The above picture contains three targets, namely dogs and bicycles and cars. For the sake of brevity, we will explain our multi-grid assignment on one object. The image above shows the bounding boxes of three objects, with more detail on the dog's bounding box. The image below shows a zoomed-out area of the image above, focusing on the center of the dog's bounding box. The top-left coordinate of the grid cell containing the center of the dog's bounding box is labeled with the number 0, while the other eight grid cells surrounding the grid containing the center have labels from 1 to 8.
So far I have explained the basic facts of how a grid containing the center of an object's bounding box annotates an object. This reliance on only one grid cell per object to do the difficult job of predicting categories and precise tight-fit bounding boxes raises many questions, such as:
(a) Huge imbalance between positive and negative grids, i.e. grid coordinates with and without object center
(b) Slow bounding box convergence to GT
(c) Lack of multi-perspective (angle) views of the object to be predicted.

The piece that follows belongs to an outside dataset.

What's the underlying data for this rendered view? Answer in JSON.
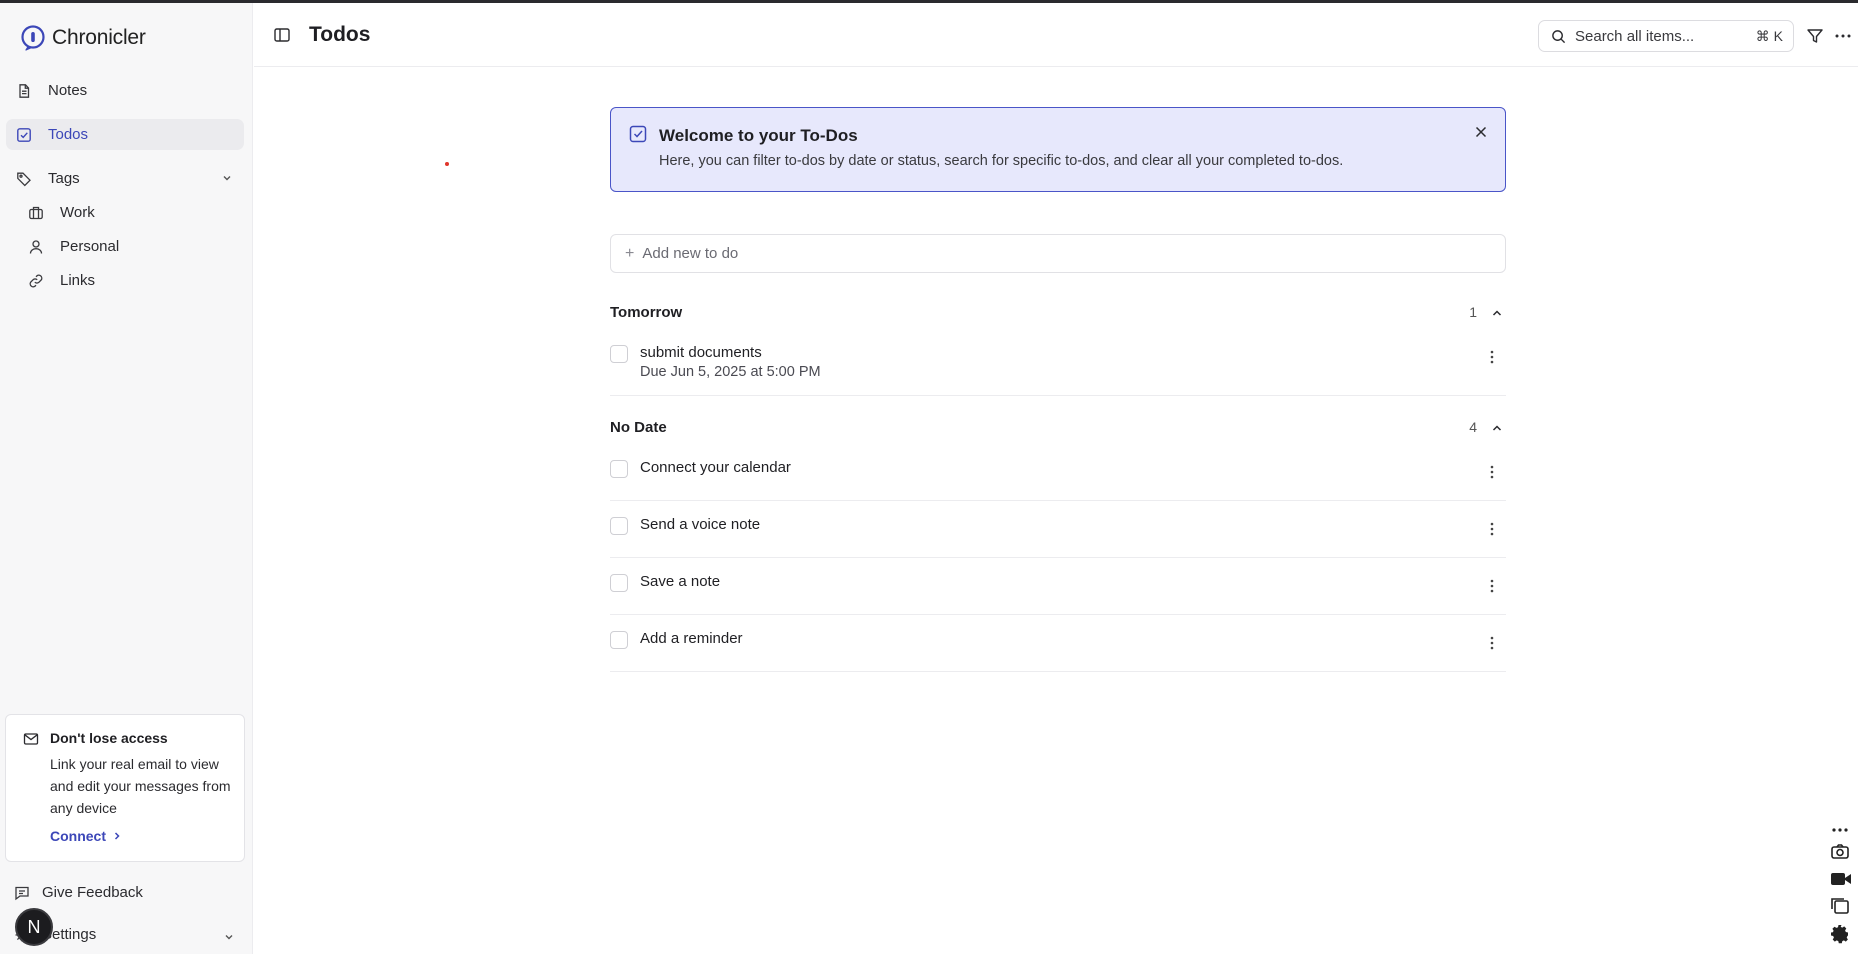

So a natural question to ask here is, "Obviously, most objects contain areas of more than one grid cell, so is there a simple mathematical way to allocate more of these grid cell to try to predict the object's category and coordinates along with the center grid cell?" Some advantages of this are (a) reduced imbalance, (b) faster training to converge to bounding boxes since now multiple grid cells target the same object simultaneously, (c) increased prediction of tight-fit bounding boxes Opportunity (d) provides grid-based detectors such as YOLOv3 with multi-view views instead of single-point views of objects. The newly proposed multigrid allocation attempts to answer the above questions.
Ground-truth encoding
A. The Detection Network: MultiGridDet
MultiGridDet is an object detection network made lighter by removing six darknet convolution blocks from YOLOv3 , faster. A convolution block has a Conv2D Batch Normalization LeakyRelu. The removed blocks are not from the classification backbone, i.e. Darknet53. Instead, remove them from three multiscale detection output networks or heads, two from each output network. Although deep networks generally perform well, networks that are too deep also tend to quickly overfit or significantly slow down the network.
B. The Loss function
##Coordinate activation function plot with different β valuesC. Data Augmentation
Offline copy-paste manual training image synthesis works as follows: First, use a simple image search Script that downloads thousands of background object-free images from Google Images using keywords such as landmark, rain, forest, etc., i.e. images without the object of our interest. We then iteratively select p objects and their bounding boxes from random q images of the entire training dataset. We then generate all possible combinations of p bounding boxes selected using their indices as IDs. From the combined set, we select a subset of bounding boxes that satisfy the following two conditions:
##Performance comparison on coco data set
##As can be seen from the figure, The first row shows the six input images, while the second row shows the network’s predictions before non-maximal suppression (NMS), and the last row shows MultiGridDet’s final bounding box predictions for the input images after NMS.